The mistake people make is saying, hey, Spotify is only ten bucks a month and you get every song in the world, who needs CDs and MP3s and the answer is: everybody who buys less than 100 songs a year. In other words: the vast vast vast majority of the world.
If you are not a huge music guy, $120 is a huge investment, why would you make it if you buy maybe 10 songs and two albums a year? Spotify can’t compete with those numbers and the free service is a major pain in the ass. Most people want their face songs in one place that they can play when they want to. Most people want Itunes and if Itunes lowered their prices, I mean got together with the labels and artists and charged 50 cents for a song and five bucks for an album, they could run the tables on streaming just like that.

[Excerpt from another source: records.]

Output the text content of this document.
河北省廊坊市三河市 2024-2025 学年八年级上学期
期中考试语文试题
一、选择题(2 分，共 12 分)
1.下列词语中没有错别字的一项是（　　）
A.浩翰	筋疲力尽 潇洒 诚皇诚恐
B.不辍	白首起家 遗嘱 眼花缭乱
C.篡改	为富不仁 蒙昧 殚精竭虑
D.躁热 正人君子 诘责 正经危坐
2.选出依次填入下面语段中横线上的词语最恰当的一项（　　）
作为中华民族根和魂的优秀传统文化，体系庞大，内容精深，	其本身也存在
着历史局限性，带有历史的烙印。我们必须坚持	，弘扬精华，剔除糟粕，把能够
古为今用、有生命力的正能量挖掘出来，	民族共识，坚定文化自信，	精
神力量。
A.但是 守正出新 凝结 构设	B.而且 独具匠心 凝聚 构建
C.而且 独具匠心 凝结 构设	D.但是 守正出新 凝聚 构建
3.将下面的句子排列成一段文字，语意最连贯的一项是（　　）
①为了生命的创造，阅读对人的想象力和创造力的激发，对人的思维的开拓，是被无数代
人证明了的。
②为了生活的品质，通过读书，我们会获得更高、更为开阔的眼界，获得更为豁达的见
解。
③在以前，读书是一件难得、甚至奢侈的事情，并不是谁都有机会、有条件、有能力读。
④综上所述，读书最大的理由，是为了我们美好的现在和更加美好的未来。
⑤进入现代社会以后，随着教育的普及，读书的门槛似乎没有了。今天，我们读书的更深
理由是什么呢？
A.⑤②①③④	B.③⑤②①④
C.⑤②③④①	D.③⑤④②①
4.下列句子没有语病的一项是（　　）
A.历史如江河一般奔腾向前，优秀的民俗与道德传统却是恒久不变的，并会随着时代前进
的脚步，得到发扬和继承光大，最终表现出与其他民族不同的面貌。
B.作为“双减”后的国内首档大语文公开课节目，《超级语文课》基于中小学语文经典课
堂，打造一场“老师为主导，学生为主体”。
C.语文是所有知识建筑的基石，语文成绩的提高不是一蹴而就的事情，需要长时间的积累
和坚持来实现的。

everybody is too greedy, they saved themselves the cost of manufacturing and distributing recordings and then upped the prices by 30% and more because they could and now they can’t but they won’t bring it back down again. Blake Shelton going back in the charts again was absolute proof that prices matter and people would ratehr control what they buy then join a streaming service and if you give them a price they can live with they will absolutely return to buying many many many albums.
The pitch to the vast majority of people is simple: it is the difference between owning your own house and renting your own house. Which would you prefer? If you could make the price palatable people would absolutely go back to buying, and a buying music ublic is the best thing possible for musicians.